Dans cette émission réunissant critiques littéraires et historiens spécialistes du prix Nobel de littérature, certains attendaient cette récompense, car le nom de László Krasznahorkai revenait parmi les favoris. Ils saluent ce choix, dans la mesure où l’ouvrage, remarquable par son « réalisme fantastique« , va enfin se faire connaître du grand public. Un auteur à la plume déjà bien aguerrie, qui s’inscrit « dans la tradition centre-européenne qui s’étend de Kafka à Thomas Bernhard, et caractérisée par l’absurdisme et la démesure grotesque.expliquer plus en détail les jurys de l’Académie suédoise.« Mais il a plus d’une corde à son arc, et il se tourne aussi vers l’Orient en adoptant un ton plus contemplatif et plus finement calibré. »
Joëlle Dufeuilly, la traductrice française de l’auteur, constate la « musicalité » particulière de la langue de Krasznahorkai : pour elle, traduire les œuvres de l’écrivain n’est pas un travail sur le hongrois en général, mais plutôt sur l’appropriation très personnelle qu’il en fait. Récompenser un écrivain hongrois n’est cependant pas sans défis : pour William Marx, il s’agit de la défense des cultures des « petites langues », trop souvent étouffées par l’omniprésence des œuvres anglophones sur le marché du livre.
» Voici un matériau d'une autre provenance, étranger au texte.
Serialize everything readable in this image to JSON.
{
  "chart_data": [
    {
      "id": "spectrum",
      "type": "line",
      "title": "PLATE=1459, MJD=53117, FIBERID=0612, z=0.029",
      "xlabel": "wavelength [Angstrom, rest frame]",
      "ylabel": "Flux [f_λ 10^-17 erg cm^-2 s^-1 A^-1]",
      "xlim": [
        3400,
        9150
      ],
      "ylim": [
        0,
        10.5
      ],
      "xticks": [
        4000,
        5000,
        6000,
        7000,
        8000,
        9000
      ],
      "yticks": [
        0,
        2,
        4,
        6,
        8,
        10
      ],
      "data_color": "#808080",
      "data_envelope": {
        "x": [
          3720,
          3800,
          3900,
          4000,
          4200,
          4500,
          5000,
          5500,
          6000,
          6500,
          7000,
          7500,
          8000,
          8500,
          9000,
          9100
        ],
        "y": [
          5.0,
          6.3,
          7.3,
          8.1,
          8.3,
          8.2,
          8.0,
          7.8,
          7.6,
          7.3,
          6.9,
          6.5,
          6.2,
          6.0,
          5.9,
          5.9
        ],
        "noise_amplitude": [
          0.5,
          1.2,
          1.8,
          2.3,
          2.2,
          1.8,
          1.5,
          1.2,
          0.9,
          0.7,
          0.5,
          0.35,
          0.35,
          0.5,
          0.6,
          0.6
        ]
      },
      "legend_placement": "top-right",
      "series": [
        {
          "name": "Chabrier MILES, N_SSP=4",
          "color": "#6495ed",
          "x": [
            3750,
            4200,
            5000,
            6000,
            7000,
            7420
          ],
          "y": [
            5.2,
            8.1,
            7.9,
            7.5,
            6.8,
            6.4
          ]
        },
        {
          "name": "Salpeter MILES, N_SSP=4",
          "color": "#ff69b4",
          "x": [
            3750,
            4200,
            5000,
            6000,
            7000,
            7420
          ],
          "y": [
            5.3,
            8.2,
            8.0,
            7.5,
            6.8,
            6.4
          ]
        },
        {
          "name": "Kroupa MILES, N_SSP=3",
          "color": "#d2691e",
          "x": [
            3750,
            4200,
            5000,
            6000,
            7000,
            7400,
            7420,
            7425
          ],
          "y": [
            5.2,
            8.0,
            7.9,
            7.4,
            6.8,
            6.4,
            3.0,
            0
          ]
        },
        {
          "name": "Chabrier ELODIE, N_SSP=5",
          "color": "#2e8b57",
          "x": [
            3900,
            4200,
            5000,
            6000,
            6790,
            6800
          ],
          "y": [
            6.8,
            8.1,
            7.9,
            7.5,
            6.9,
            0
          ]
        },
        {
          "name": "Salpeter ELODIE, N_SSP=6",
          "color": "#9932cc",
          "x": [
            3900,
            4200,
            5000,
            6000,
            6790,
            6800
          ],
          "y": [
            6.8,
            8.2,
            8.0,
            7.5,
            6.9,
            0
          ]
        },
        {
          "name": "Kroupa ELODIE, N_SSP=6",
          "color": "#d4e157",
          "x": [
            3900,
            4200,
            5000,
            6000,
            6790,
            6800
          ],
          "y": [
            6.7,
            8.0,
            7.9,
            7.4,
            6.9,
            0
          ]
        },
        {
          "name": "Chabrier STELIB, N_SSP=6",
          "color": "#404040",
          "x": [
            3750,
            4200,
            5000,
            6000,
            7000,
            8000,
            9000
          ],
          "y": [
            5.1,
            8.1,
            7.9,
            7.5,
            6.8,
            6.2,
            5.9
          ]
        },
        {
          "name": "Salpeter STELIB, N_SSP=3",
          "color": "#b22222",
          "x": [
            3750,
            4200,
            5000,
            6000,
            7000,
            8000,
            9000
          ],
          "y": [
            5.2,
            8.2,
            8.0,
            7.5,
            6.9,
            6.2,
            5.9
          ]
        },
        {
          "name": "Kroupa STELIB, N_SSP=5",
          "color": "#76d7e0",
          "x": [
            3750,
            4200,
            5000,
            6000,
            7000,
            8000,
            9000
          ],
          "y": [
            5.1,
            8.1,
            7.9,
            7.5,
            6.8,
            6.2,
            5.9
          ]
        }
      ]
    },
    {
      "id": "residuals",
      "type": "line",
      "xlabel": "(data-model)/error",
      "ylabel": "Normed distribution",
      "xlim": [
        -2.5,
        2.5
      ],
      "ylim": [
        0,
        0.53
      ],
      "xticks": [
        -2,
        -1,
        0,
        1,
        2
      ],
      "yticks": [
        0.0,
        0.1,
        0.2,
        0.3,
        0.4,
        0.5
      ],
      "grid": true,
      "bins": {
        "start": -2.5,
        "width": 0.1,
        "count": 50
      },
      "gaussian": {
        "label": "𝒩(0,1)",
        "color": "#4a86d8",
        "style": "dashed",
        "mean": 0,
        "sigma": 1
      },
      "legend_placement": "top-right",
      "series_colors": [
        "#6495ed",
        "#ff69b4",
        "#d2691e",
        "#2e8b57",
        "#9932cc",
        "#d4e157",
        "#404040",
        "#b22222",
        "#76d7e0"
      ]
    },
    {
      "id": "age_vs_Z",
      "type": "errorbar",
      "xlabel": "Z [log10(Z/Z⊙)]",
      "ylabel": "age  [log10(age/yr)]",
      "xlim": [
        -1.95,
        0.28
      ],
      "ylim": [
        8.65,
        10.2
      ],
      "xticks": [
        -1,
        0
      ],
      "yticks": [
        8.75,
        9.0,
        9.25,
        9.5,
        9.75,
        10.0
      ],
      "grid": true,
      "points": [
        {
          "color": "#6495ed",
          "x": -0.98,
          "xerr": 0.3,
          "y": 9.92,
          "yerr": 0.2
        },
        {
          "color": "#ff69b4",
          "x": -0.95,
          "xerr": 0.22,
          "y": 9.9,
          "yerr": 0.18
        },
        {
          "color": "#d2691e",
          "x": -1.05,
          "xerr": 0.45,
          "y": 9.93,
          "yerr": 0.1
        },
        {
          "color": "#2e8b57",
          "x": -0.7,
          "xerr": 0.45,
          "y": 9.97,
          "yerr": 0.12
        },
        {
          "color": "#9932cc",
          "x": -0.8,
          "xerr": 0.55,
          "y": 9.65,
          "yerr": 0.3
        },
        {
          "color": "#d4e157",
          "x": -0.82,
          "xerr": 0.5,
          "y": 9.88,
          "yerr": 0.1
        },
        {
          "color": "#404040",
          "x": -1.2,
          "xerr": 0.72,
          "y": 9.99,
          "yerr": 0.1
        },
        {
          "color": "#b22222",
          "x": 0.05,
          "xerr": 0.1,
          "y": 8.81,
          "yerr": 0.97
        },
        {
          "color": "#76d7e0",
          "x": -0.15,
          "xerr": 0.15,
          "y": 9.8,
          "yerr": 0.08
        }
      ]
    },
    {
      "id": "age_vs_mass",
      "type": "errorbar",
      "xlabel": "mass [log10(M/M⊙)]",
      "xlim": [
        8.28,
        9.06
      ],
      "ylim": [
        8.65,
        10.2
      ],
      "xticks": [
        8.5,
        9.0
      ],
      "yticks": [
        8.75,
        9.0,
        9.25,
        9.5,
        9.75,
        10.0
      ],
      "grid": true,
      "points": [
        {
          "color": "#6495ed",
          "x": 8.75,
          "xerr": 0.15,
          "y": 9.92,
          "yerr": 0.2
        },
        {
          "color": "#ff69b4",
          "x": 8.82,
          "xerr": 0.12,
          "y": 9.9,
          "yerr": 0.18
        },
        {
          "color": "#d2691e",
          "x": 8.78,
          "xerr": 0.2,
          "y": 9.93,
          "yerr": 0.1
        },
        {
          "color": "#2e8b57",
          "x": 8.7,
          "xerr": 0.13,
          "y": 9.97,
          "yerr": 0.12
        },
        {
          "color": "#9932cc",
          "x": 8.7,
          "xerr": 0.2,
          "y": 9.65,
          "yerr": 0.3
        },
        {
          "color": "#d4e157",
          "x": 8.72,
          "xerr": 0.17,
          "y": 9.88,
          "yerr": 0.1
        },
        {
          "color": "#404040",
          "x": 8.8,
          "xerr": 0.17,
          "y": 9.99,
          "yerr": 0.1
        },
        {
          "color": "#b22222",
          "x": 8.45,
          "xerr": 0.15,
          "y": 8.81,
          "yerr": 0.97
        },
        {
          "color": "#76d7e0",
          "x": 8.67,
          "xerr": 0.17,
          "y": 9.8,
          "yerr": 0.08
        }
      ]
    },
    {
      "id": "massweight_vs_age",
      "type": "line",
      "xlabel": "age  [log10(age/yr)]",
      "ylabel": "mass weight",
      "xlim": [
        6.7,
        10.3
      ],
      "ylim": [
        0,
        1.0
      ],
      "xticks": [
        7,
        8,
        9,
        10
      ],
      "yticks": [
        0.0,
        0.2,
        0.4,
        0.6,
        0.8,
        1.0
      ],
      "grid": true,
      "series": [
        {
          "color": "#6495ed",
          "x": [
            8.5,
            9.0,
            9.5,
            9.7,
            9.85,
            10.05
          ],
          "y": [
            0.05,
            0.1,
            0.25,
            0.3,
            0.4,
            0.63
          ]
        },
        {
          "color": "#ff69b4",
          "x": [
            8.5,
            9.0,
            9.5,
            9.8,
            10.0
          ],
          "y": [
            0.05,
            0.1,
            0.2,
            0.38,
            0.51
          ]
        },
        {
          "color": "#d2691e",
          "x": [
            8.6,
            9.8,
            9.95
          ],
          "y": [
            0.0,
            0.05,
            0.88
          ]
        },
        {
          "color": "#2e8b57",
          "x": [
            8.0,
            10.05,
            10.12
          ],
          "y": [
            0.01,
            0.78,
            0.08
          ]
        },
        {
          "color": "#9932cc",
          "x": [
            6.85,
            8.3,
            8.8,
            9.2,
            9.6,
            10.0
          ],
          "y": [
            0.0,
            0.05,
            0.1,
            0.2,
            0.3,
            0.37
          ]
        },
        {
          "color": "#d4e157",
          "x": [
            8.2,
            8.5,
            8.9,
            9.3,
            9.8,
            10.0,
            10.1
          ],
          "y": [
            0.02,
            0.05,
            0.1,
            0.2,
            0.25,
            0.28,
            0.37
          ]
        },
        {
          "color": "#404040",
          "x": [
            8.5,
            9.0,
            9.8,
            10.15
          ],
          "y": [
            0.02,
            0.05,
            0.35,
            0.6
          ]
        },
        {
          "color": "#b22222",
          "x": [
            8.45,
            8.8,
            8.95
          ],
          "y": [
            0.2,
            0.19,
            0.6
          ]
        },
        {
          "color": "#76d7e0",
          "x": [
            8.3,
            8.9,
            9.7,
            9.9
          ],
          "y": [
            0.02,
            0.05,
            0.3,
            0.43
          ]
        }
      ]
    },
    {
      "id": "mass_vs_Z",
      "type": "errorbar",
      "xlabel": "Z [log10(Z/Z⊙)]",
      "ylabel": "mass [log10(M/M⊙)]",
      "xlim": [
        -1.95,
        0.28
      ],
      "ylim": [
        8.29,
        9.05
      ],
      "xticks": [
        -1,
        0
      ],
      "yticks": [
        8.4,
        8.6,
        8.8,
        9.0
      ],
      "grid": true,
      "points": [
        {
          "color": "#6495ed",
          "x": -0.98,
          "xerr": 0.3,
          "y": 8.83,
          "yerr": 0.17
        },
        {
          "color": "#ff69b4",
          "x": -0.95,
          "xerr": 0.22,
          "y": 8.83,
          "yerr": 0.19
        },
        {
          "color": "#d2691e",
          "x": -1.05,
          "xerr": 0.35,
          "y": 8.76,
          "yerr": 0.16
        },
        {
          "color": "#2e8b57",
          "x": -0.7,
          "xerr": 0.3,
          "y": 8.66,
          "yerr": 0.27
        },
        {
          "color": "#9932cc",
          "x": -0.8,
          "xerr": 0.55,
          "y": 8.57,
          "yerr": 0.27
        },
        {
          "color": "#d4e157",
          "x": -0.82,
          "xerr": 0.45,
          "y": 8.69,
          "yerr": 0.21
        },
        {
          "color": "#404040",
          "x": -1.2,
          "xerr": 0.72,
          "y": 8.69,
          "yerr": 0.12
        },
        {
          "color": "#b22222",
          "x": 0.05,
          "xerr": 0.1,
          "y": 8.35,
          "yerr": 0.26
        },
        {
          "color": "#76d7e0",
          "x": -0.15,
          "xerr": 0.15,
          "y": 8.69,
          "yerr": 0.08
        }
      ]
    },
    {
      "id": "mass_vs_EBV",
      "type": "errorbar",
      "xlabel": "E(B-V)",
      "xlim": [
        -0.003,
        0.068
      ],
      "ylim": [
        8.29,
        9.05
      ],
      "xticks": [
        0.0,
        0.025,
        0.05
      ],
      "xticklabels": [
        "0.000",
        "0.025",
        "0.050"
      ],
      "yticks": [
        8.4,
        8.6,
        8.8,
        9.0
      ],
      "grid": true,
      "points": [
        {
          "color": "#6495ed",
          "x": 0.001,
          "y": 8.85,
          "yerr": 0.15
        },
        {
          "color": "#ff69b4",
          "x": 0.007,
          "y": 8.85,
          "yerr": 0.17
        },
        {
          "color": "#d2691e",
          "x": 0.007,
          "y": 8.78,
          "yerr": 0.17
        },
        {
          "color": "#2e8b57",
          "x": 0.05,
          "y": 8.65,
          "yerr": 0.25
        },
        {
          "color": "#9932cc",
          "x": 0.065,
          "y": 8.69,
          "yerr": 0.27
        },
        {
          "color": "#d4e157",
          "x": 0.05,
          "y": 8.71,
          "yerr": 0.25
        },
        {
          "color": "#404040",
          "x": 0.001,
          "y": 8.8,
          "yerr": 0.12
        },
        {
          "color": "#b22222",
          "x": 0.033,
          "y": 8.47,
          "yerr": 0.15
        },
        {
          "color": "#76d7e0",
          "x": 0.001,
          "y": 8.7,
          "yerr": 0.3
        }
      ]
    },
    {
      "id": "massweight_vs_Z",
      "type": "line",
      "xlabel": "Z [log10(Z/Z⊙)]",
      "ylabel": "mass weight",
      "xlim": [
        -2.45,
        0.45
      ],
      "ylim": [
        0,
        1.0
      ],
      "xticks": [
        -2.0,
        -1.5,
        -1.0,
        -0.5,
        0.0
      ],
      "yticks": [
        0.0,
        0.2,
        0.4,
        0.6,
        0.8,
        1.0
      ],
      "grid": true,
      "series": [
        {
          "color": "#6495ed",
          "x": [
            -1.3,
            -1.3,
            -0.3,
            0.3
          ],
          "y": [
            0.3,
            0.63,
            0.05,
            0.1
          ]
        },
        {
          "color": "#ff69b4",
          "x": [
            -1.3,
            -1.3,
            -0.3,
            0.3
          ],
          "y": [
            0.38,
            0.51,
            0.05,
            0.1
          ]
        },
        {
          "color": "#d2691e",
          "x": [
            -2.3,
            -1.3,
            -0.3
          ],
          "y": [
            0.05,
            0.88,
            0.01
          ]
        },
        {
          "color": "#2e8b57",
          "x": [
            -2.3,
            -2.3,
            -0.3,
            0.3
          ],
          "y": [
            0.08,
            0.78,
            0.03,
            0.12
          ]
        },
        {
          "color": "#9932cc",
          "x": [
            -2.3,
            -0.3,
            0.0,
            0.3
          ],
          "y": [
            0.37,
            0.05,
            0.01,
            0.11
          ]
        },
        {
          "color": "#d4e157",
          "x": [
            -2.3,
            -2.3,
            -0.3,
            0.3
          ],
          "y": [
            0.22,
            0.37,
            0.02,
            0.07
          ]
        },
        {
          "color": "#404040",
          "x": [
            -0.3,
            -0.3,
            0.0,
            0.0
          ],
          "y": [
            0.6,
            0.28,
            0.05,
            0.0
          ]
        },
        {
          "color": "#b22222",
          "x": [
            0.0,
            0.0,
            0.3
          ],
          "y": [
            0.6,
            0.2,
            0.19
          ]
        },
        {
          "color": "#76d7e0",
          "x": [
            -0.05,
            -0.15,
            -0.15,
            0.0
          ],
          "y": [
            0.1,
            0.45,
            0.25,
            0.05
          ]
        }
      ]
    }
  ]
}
En 2018, l’auteur était déjà l’invité de l’émission En ces temps sur France Culture, à l’occasion de la sortie de son livre Séiobo est redescendu sur terre. Il décrit notamment le rapport qu’il entretient avec l’écriture : «Créer la réalité et ne pas la représenter », c’est la maxime qui sous-tend le travail animé, dit-il, d’un état d’où échappe le bonheur. « J’écris des livres parce que je ne suis pas heureux. Si j’étais heureux, je n’aurais pas l’idée d’un livre« .
La plupart des œuvres de László Krasznahorkai publiées en français le sont chez Gallimard, Actes Sud et Cambourakis depuis le milieu des années 1980. L’écrivain a publié une quinzaine de romans et recueils de nouvelles, mais aussi plusieurs scénarios de films portés au cinéma par le réalisateur. Béla Tarr.